We were excited to get started on making Christmas come to life for our sweet, little boy, age two years, nine months, two-weeks old. A big Tonka dump truck stuffed with… I dunno, all sorts of shit the kid’ll love. At the Tonk’s wheels was a smaller, but, to scale, blue Camaro or something. He asked Santa for a blue car. That’s what my wife got him. He’ll fucking love it.

She took the lead on 98.9 percent of the gifts we bought for our son and our other family members. She’s an incredible gift-getter. And she wrapped. And I bought a thing or two and wrapped some stuff, too.

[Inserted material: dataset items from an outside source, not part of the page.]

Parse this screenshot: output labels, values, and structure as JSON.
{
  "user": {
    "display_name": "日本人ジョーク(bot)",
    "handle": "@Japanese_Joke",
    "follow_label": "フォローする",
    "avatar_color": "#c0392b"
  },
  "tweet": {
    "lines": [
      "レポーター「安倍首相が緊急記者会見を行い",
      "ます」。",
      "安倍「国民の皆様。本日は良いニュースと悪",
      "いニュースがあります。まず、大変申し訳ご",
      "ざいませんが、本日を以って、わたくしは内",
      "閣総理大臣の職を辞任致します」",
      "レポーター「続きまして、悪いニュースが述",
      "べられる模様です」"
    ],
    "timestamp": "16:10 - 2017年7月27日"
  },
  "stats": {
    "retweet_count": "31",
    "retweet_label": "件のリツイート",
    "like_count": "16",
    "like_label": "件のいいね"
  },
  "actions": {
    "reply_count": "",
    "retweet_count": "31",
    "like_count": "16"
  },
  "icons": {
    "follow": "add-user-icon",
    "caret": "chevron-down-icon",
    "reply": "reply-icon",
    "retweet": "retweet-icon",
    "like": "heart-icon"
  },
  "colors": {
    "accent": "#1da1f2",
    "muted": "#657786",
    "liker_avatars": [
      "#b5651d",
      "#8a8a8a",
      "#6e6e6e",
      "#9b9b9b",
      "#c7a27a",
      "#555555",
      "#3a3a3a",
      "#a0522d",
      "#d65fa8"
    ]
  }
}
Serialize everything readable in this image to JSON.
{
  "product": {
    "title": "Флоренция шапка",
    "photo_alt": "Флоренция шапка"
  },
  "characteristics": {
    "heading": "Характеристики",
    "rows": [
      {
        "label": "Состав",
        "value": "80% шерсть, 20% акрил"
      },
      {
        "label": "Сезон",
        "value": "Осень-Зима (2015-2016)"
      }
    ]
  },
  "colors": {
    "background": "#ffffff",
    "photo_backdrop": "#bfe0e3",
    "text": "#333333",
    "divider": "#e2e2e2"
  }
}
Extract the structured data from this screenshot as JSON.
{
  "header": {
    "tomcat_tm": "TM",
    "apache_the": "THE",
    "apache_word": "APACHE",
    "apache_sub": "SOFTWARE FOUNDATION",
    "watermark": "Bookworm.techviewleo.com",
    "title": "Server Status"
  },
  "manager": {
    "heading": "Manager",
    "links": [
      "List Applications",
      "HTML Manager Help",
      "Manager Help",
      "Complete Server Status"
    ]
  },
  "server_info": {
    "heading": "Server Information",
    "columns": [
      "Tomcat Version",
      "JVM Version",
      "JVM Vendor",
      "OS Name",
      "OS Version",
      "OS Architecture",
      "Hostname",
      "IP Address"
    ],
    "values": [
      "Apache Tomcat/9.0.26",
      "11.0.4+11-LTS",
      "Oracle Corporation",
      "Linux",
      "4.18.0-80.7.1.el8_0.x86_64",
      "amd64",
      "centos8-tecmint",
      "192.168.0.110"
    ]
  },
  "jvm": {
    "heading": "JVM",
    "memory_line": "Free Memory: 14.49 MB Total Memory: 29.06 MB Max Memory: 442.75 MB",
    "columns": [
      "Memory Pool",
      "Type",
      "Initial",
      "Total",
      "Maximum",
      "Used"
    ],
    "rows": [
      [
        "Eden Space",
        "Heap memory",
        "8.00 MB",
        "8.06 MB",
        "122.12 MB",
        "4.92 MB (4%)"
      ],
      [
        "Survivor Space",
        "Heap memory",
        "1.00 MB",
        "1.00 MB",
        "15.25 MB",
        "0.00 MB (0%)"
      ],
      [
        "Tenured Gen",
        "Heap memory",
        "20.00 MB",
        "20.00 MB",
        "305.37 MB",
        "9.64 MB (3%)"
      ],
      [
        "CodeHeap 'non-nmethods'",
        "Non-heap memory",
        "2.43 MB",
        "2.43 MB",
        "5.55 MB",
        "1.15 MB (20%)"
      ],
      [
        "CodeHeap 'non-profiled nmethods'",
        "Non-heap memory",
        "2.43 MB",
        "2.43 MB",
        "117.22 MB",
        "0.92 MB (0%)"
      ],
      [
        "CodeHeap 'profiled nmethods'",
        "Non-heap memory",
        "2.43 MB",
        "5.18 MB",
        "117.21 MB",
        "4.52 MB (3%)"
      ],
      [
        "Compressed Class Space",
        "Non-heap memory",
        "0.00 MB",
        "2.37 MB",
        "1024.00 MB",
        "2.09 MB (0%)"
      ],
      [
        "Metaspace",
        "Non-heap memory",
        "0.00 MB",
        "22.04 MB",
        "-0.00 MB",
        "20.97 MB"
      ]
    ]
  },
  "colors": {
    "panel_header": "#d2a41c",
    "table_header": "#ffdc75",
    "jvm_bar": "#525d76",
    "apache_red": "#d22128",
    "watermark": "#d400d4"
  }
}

The presents were placed under our tree. But Santa’s present doesn’t arrive until the morning of. Bigger, better than the rest. Unwrapped. And in this year’s case, the dump filled with crayons and bits and stuff and goo and things. Katie set everything up. I fetched the cookies and milk, and a carrot stick.

With everything set, we settled into the couch to watch It’s a Wonderful Life with a couple of drinks and snacks within reach. Shortly after Mary and the Bedford Falls Patriarchy—enforced by George’s mother, ’Ma “No Vacancy” Bailey—cajoled George to give up on everything, get married and stay in Bedford Falls, I remembered we had to eat the cookie and carrot, and drink the milk. We needed to provide the kid with evidence that Santa doesn’t only give, he takes.

As I slugged back the last gulp of milk washing the cookie down and took the last nibble of carrot doing my best to make it look like a reindeer had taken a moment with it, it hit me. I had become Santa Claus. I had officially crossed over to that other side of the hill. I was no longer a kid with a kid of his own, I was a parent. An actual parent. This wasn’t my son’s first Christmas, so it wasn’t my first experience playing the late night-roll. It was the first where the kid was old enough to understand leaving snacks out for Santa was part of the game. Accepting, not recognizing, the awesome responsibility of playing Santa Claus is what makes you Santa Claus.

My wife and I had become the living, breathing actual Santa Claus. We were the very thing that will bring our son excitement, surprise, and joy for years to come in the most commercialized way possible. I realized this, I accepted this, and then I wept. I couldn’t help it. The tears just came and they wouldn’t stop. I was Santa Claus. Wow. I had arrived as a parent. I was also quite drunk.